In Ivory Coast, there were new demonstrations by workers who want President Laurent Gbagbo to back out of a deal granting key government posts to rebels who control half the country.
Thousands of government supporters took the streets to protest a deal that they say grants too many concessions to rebels.
The demonstrators marched peacefully from a monument in an outlying district of the city to the French embassy, where they sounded drums, blew whistles, and called for an annulment of the agreement.
Some demonstrators said they were growing impatient as President Gbagbo has yet to deliver a much-awaited speech in which he is expected to say whether he will implement the accord.
The agreement, mediated by France last month, includes a power-sharing arrangement in which rebels and opposition parties get key government posts.
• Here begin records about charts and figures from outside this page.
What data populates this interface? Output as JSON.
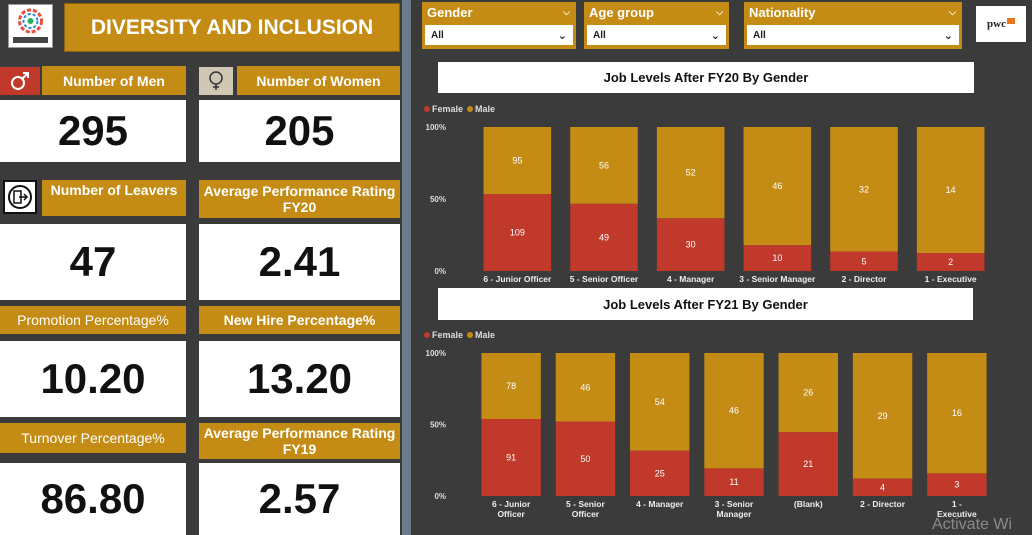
{
  "header": {
    "title": "DIVERSITY AND INCLUSION",
    "brand_logo": "pwc"
  },
  "kpis": {
    "men": {
      "label": "Number of Men",
      "value": "295",
      "icon": "male-symbol-icon"
    },
    "women": {
      "label": "Number of Women",
      "value": "205",
      "icon": "female-symbol-icon"
    },
    "leavers": {
      "label": "Number of Leavers",
      "value": "47",
      "icon": "exit-icon"
    },
    "perf_fy20": {
      "label": "Average Performance Rating FY20",
      "value": "2.41"
    },
    "promotion": {
      "label": "Promotion Percentage%",
      "value": "10.20"
    },
    "new_hire": {
      "label": "New Hire Percentage%",
      "value": "13.20"
    },
    "turnover": {
      "label": "Turnover Percentage%",
      "value": "86.80"
    },
    "perf_fy19": {
      "label": "Average Performance Rating FY19",
      "value": "2.57"
    }
  },
  "filters": {
    "gender": {
      "label": "Gender",
      "value": "All"
    },
    "age_group": {
      "label": "Age group",
      "value": "All"
    },
    "nationality": {
      "label": "Nationality",
      "value": "All"
    }
  },
  "colors": {
    "female": "#c0392b",
    "male": "#c48c14",
    "accent": "#c48c14",
    "background": "#3b3b3b"
  },
  "legend": {
    "female": "Female",
    "male": "Male"
  },
  "watermark": "Activate Wi",
  "chart_data": [
    {
      "type": "bar",
      "stacked": "100%",
      "title": "Job Levels After FY20 By Gender",
      "categories": [
        "6 - Junior Officer",
        "5 - Senior Officer",
        "4 - Manager",
        "3 - Senior Manager",
        "2 - Director",
        "1 - Executive"
      ],
      "series": [
        {
          "name": "Female",
          "values": [
            109,
            49,
            30,
            10,
            5,
            2
          ]
        },
        {
          "name": "Male",
          "values": [
            95,
            56,
            52,
            46,
            32,
            14
          ]
        }
      ],
      "y_ticks": [
        "0%",
        "50%",
        "100%"
      ],
      "ylim": [
        0,
        100
      ],
      "legend_position": "top-left"
    },
    {
      "type": "bar",
      "stacked": "100%",
      "title": "Job Levels After FY21 By Gender",
      "categories": [
        "6 - Junior Officer",
        "5 - Senior Officer",
        "4 - Manager",
        "3 - Senior Manager",
        "(Blank)",
        "2 - Director",
        "1 - Executive"
      ],
      "series": [
        {
          "name": "Female",
          "values": [
            91,
            50,
            25,
            11,
            21,
            4,
            3
          ]
        },
        {
          "name": "Male",
          "values": [
            78,
            46,
            54,
            46,
            26,
            29,
            16
          ]
        }
      ],
      "y_ticks": [
        "0%",
        "50%",
        "100%"
      ],
      "ylim": [
        0,
        100
      ],
      "legend_position": "top-left"
    }
  ]
}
President Gbagbo publicly accepted the accord in France, but has hinted he might reject it in light of pressure from his supporters and the army, all of whom have come out against it.
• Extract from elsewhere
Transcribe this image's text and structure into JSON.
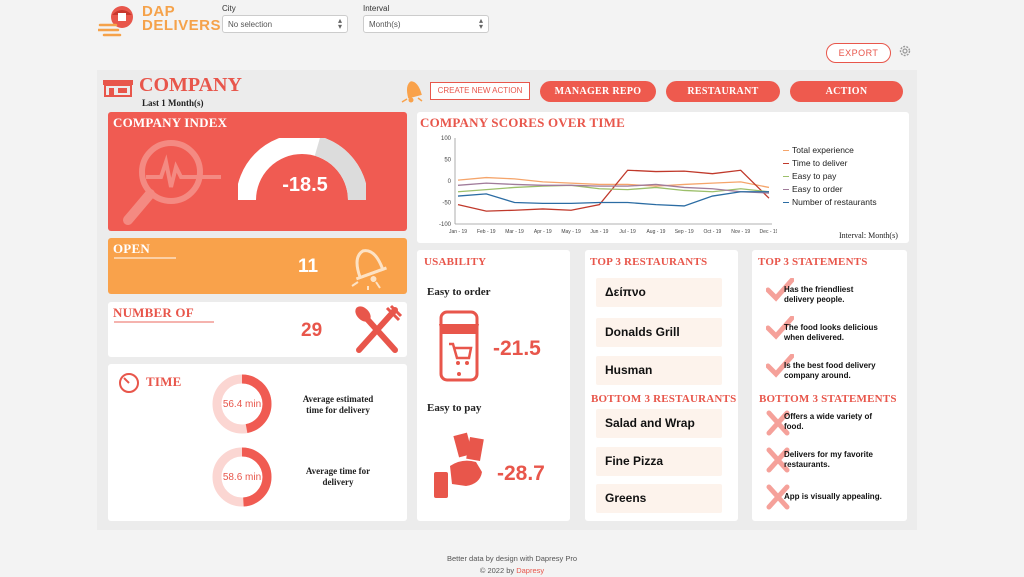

The demonstrations occurred as French military officials announced they were boosting their troop presence in Ivory Coast from the current 2,500 to more than 3,000 soldiers. Officials said the added deployments are expected to arrive in the coming days.
French troops are charged with enforcing a cease-fire, and have prevented a rebel advance toward the main city. Officially, they are in Ivory Coast to protect the lives of the thousands of French citizens who live in the country.
Following a wave of attacks last week on French-owned businesses and institutions, France has urged its nationals who have no essential business in the former French colony to leave.